The Corner

Gosnell Did What Many Bioethicists Advocate

To say the least, I am very pleased that Kermit Gosnell was found guilty of three first-degree murders (among other crimes) for the slaughter of three babies born alive after botched abortions. But this clear victory for justice should not blind us to the societal context in which these crimes occurred.

Infanticide has been actively promoted as moral and ethical for years among the world’s most famous bioethicists, most notoriously by Princeton’s Peter Singer. Indeed, absent the sanitation issues, fetal body parts in jars, and method of killing, I am not sure exactly how Gosnell’s acts differed in kind from “after-birth abortion,” advocacy for which takes place regularly in the world’s most prominent and influential medical and bioethics journals.
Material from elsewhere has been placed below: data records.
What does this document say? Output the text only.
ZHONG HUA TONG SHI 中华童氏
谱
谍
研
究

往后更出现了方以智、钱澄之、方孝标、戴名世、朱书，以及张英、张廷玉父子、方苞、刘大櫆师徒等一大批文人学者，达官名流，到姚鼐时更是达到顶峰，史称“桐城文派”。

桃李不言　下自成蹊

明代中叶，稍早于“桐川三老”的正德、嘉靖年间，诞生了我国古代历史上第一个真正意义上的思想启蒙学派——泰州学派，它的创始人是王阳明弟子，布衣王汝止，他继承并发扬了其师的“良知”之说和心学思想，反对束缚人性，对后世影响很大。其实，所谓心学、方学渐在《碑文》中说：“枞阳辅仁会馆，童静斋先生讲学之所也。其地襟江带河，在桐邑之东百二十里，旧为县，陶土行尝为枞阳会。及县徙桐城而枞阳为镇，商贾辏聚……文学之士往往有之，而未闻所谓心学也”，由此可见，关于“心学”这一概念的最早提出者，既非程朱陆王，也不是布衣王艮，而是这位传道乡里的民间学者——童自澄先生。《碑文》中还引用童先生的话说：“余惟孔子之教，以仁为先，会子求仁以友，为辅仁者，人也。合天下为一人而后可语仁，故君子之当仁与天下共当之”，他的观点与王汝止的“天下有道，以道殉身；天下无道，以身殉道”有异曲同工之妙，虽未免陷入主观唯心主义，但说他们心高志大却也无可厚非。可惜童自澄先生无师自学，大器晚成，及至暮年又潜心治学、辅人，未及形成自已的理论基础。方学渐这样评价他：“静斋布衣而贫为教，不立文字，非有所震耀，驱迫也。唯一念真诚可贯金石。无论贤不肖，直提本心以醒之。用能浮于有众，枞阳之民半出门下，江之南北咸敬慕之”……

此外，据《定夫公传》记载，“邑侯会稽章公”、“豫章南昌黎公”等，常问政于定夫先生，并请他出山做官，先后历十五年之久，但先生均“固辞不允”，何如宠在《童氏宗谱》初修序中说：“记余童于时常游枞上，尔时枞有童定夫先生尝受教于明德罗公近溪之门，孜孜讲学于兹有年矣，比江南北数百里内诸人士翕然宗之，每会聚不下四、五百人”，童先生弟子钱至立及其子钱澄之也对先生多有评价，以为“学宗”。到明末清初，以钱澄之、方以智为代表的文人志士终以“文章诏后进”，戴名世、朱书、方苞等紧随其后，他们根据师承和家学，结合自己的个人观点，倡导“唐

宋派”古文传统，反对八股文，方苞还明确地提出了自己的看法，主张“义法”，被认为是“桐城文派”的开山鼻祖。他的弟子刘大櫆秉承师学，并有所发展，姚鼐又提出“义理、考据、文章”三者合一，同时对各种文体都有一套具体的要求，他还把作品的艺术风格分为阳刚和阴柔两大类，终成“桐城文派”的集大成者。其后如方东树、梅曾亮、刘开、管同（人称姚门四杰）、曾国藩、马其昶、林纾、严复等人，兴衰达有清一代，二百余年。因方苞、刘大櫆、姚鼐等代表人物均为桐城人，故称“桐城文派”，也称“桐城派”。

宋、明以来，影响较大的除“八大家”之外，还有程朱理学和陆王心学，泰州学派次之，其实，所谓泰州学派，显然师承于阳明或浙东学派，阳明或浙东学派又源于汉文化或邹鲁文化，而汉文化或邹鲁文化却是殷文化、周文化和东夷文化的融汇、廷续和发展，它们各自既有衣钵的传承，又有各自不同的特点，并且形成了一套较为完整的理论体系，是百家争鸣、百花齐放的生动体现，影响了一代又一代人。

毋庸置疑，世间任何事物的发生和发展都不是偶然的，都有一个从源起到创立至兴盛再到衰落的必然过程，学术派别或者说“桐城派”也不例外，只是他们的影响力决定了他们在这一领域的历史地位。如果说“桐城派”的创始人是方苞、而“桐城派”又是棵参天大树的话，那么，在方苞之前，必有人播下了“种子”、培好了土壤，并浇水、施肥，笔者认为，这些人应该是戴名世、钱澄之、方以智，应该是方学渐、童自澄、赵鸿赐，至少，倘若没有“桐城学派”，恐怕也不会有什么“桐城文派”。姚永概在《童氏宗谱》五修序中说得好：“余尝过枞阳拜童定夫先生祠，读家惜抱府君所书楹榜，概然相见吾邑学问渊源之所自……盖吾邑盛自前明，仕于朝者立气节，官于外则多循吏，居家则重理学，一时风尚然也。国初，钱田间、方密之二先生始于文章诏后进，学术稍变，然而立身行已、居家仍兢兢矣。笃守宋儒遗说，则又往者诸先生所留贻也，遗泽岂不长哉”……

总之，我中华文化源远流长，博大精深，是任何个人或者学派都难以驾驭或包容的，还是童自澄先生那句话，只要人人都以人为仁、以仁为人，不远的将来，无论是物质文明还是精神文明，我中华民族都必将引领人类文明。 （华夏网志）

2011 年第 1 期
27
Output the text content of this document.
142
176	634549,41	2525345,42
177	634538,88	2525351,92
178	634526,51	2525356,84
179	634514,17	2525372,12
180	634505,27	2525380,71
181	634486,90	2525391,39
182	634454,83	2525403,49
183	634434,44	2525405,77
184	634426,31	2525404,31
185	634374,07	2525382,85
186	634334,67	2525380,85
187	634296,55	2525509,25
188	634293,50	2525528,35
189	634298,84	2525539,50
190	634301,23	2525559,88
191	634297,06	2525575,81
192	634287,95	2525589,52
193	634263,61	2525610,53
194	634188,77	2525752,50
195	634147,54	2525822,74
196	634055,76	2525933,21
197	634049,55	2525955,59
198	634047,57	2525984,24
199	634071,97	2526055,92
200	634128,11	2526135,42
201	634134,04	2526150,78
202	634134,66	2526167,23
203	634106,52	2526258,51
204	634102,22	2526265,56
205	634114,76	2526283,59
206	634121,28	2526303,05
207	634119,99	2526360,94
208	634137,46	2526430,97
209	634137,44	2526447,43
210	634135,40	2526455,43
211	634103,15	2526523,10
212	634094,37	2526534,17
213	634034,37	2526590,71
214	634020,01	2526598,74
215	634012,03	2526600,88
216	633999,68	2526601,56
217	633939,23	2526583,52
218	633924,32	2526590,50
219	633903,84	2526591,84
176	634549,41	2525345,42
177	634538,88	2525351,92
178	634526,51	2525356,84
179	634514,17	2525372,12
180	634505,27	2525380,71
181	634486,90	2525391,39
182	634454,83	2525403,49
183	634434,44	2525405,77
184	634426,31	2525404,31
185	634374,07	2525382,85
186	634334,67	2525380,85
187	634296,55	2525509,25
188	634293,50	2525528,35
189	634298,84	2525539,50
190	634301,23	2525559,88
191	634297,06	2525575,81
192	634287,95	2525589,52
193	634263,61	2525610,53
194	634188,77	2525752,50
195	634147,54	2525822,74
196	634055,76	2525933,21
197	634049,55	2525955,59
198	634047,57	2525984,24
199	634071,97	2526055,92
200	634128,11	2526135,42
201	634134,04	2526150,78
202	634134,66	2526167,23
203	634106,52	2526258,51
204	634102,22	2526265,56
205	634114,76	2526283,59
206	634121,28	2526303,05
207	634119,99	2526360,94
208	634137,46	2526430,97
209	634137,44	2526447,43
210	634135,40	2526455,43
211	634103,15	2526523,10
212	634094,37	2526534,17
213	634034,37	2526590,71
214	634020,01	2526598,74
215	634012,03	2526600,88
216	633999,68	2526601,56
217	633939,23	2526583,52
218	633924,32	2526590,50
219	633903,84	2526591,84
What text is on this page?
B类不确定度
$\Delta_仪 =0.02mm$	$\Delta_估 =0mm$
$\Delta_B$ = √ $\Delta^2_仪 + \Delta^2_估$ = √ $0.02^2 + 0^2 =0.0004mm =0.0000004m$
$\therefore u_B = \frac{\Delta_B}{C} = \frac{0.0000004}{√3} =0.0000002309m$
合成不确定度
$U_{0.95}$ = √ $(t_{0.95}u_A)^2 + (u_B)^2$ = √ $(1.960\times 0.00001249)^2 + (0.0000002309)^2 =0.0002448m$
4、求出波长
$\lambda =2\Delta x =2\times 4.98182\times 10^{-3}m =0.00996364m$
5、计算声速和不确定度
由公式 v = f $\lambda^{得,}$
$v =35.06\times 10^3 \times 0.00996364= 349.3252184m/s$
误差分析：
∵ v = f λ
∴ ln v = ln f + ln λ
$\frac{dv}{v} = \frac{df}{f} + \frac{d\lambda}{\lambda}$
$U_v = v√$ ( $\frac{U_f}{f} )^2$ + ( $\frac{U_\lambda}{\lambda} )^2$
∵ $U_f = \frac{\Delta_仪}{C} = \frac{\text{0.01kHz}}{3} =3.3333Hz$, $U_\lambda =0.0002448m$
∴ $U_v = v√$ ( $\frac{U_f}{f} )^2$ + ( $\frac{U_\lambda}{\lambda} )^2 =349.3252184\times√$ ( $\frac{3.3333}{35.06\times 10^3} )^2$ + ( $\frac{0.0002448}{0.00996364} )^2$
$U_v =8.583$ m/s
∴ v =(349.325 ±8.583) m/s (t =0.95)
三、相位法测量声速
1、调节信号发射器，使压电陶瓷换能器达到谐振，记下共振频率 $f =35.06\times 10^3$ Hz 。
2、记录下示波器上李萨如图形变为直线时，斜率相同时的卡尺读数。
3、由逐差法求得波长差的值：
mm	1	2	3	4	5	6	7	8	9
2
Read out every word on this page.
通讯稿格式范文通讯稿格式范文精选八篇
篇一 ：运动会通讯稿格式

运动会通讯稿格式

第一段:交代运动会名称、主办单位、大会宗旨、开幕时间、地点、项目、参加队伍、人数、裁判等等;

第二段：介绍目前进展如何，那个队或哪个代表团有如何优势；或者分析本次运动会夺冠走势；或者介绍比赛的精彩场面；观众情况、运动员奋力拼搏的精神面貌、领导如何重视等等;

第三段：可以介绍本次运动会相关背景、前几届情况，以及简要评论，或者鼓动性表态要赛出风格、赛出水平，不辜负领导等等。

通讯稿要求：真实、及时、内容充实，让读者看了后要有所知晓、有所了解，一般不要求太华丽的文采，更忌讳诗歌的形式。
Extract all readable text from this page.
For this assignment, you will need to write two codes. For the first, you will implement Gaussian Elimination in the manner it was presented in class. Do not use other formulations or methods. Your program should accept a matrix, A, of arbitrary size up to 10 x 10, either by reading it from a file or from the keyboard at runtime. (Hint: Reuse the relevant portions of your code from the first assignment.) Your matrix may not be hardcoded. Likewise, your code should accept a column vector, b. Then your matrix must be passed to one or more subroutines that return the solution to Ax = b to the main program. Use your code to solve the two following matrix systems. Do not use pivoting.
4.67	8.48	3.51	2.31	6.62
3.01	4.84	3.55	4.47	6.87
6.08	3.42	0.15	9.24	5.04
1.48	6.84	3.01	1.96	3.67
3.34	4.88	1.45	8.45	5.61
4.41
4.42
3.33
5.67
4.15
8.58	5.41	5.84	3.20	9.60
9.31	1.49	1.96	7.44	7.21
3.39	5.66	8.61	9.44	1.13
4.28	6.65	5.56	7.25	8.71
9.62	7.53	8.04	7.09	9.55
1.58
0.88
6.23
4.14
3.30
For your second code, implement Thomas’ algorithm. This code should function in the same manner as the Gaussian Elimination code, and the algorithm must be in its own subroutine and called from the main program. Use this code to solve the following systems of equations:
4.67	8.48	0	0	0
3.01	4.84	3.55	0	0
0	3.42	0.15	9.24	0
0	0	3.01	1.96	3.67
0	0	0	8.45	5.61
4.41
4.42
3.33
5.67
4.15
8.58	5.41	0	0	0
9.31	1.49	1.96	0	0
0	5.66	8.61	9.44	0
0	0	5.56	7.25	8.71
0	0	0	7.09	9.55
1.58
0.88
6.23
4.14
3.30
Indeed, the Oxford-based Journal of Medical Ethics just published a special issue dedicated to debating the pros and cons of infanticide. Once an issue is deemed “debatable,” by definition, it has become respectable. Think about it: Would any prominent policy journal ever debate the pros and cons of racism? Not on a bet because defending racism is beyond the pale. That the same disdain isn’t applied in these journals toward infanticide is cause for tremendous concern.

The infanticide of terminally ill and seriously disabled babies occurs regularly in Netherlands as an offshoot of that country’s legalized euthanasia policy. According to two studies published in The Lancet, 8 percent of all babies who die in the Netherlands are euthanized by doctors. And, while infanticide remains technically murder under Dutch law, euthanizing babies has become so societally respectable that a doctor openly published a bureaucratic check list for use by pediatric wards in determining which babies can be killed ethically. Known as the Groningen Protocol, the document was also published with all due respect in the New England Journal of Medicine.

So, justice was done in Philadelphia. The question, however, is whether infanticide will continue to remain beyond the legal pale when it already receives such prominent support among some of society’s most influential public intellectuals.